In conclusion, this essay argued that AI and ML are true strategic force multipliers in intelligence analysis and security decision-making. When integrated into analyst-focused, well-managed human-machine teams, they are already helping reshape how intelligence supports modern warfare rather than functioning solely as standalone technical tools. From the above, it became evident that AI offers improvements in speed and scale during collection and processing, supported by reliable analytic reasoning through summarisation, pattern discovery, retrieval workflows, and hypothesis generation. On the other hand a practical constraint in adoption is the requirement for substantial computational power and secure, specialised hardware, often with accelerators, typically used in high-security, accredited settings. Factors such as procurement, energy needs, data mandates, and classified limits hinder the spread of AI and create disparities. These issues directly affect who can access AI’s benefits and how quickly they can do so. Therefore, investments in secure AI data centres, edge computing for urgent tasks, and training analysts are fundamental foundations, not just supplementary measures to harness AI and ML in IC. AI adoption also faces theoretical constraints that extend beyond practical limits, primarily due to trust and ethical concerns. Trust forms a fundamental core in the social sciences and affects a wide range of factors, from the stability of democracies to the effectiveness of policing delivery. 
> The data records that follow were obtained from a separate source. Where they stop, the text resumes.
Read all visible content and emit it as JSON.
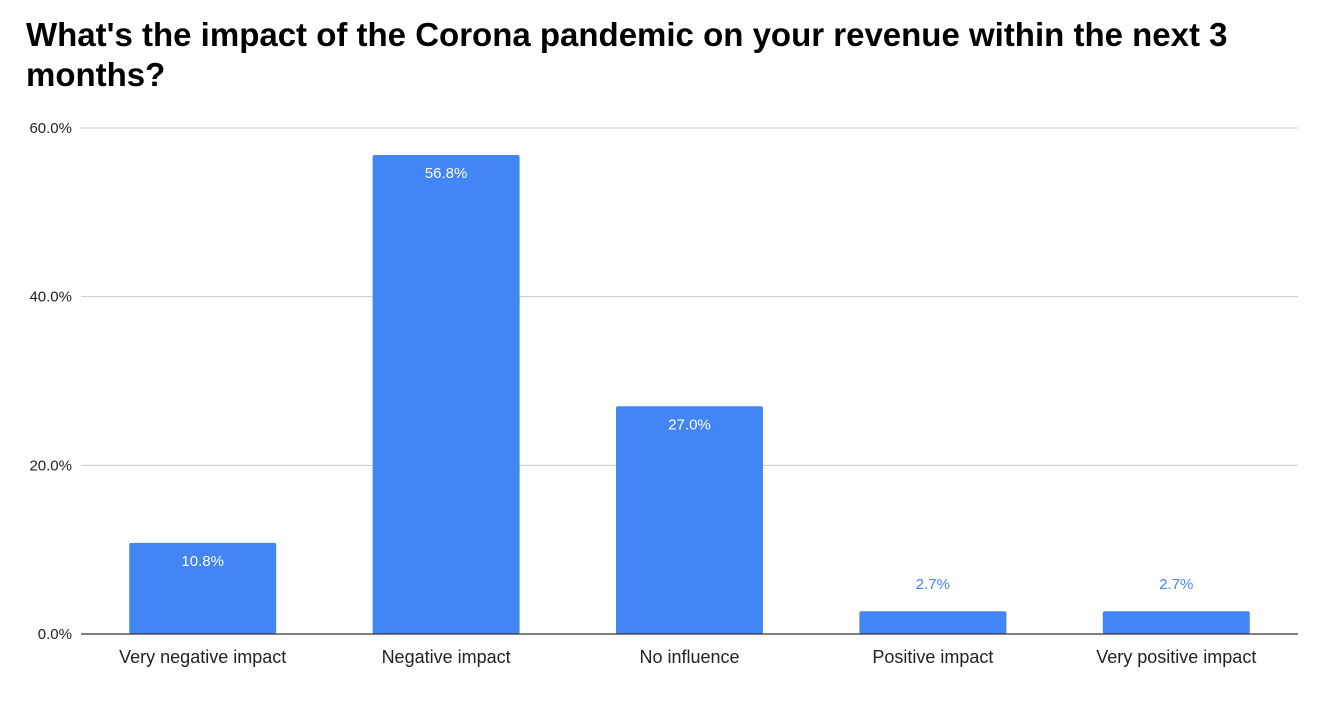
{
  "chart_data": {
    "type": "bar",
    "title": "What's the impact of the Corona pandemic on your revenue within the next 3 months?",
    "xlabel": "",
    "ylabel": "",
    "categories": [
      "Very negative impact",
      "Negative impact",
      "No influence",
      "Positive impact",
      "Very positive impact"
    ],
    "values": [
      10.8,
      56.8,
      27.0,
      2.7,
      2.7
    ],
    "data_labels": [
      "10.8%",
      "56.8%",
      "27.0%",
      "2.7%",
      "2.7%"
    ],
    "ylim": [
      0,
      60
    ],
    "yticks": [
      0,
      20,
      40,
      60
    ],
    "ytick_labels": [
      "0.0%",
      "20.0%",
      "40.0%",
      "60.0%"
    ],
    "grid": true,
    "legend": "none",
    "colors": {
      "bar": "#4285f4",
      "label_inside": "#ffffff",
      "label_outside": "#4285f4",
      "gridline": "#cccccc",
      "axis": "#333333"
    }
  }
}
These can be addressed through human oversight, which helps prevent harm caused by inaccurate or biased AI outputs. The global community should establish a treaty for oversight, drawing from examples set by the EU and the US. Oversight can be implemented through HITL, human-on-the-loop, or human-in-command mechanisms, with different methods and scope depending on the situation. In short, these can frame AI as a force multiplier in an analyst-centred system, boosting scale and speed without undermining tradecraft, accountability, or strategy. Looking ahead, strategic decision-making is expected to improve as advances are made in computing power, data infrastructure, and model architectures. Particularly, more advanced, high-capacity neurosymbolic systems could improve understanding of causal relationships, uncertainty, and long-term effects, offering a more comprehensive perspective. Currently, AI/ML is most reliable at tactical and operational levels, where issues have higher signal-to-noise ratios, shorter timeframes, and more focused current information events. Understanding this progression helps set realistic expectations for deploying, evaluating, and overseeing AI-driven missions.

Lastly, evidence supports a balanced view. AI and ML improve phases of the intelligence cycle by increasing speed, coverage, and consistency, but they also bring new dependencies and risks that must be managed. Practically, this dissertation recommends the following. First, integrating AI with SAT-aligned tradecraft. Next, focus on evaluation frameworks that prioritise mission effects over just model accuracy, and then develop systems based on those. Third, establishing governance in AI appliances will increase transparency, which will in turn help with adoption. Last, investing in both capable computational and human infrastructure for sustained use. Given the inevitable spread of AI across sectors, the measures outlined here can turn isolated pilot successes into lasting, system-wide capabilities, improving security and strategic decision-making while maintaining the accountability fundamental to the IC. However, this requires collaboration with specialists in AI and tech beyond the IC, and the IC has long recognised its importance in unlocking AI's potential. As a result, it's now deeply embedded in the latest research projects emerging from the tech sector. What has been found, though, is that working closely with STEM innovators isn't straightforward. There is an uneasy relationship between the community and the sector. Nevertheless, the community cannot acquire this force multiplier without taking this risk. “This is a team sport,” stressed Dawn Meyerriecks, the CIA’s top technologist, in a speech in 2019.